Added 'exit 0' To The Bottom Of .bashrc, Now What?

Centos 6.5

I ran into an interesting problem (on reddit) that I figured I could solve, but I have not been able to. Its simple,.. I added 'exit 0' to /root/.bashrc, and now I am trying to log in via ssh.

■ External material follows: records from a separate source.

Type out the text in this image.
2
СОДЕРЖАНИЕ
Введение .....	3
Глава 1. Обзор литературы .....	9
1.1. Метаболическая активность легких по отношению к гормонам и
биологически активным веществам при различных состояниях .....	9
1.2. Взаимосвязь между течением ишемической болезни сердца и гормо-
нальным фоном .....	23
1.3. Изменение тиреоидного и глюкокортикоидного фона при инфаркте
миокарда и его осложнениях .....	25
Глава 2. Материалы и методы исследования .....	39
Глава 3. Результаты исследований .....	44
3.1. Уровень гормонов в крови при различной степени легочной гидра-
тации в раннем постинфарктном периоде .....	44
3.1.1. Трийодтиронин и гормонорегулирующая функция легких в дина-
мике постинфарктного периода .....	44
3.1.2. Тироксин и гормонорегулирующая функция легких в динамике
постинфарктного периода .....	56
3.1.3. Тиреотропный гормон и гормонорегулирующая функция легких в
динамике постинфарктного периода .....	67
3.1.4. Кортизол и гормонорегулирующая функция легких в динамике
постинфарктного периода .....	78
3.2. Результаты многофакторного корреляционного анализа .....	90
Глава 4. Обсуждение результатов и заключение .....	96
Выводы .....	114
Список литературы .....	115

Everytime I do, it immediately exits when it runs the .bash_profile, which sources .bashrc, (which is immediate upon 'logging in')

I've tried:

Code:
ssh root@192.168.1.50 -t vim
vim scp://192.168.1.50/.bashrc
vim scp://192.168.1.50/root/.bashrc
ssh root@192.168.1.50 bash --norc
ssh root@192.168.1.50 /bin/bash --norc --noprofile
ssh -T root@192.168.1.50 "mv /root/.bashrc /root/.bashRC"
scp .bashrc root@192.168.1.50:/root/
ssh root@192.168.1.50 /bin/bash --norc --noprofile -vvvvvvvvvv
ssh -vvvvvv root@192.168.1.50 /bin/bash --norc --noprofile
ssh -vvvvvv root@192.168.1.50 /bin/mv /root/.bashrc /root/.bashRC
ssh -t -t root@192.168.1.50 << EOF
mv /root/.bashrc /root/.bashRC
EOF
ssh -t -t root@192.168.1.50 --norc << EOF
echo HELLO > /root/.bashrc
EOF
ssh -tv root@192.168.1.50 rm .bashrc

So,.. I am unable to get back into the system (as root, no other users exist) after adding 'exit 0' to .bashrc

Anyone feel like explaining why all of these failed (aside from saying SSH interactive logins run the .bash_profile/.bashrc files) or, offering a suggestion that works? Seems like if you have the root password, you should be allowed to modify the login process... since... you know... you are root.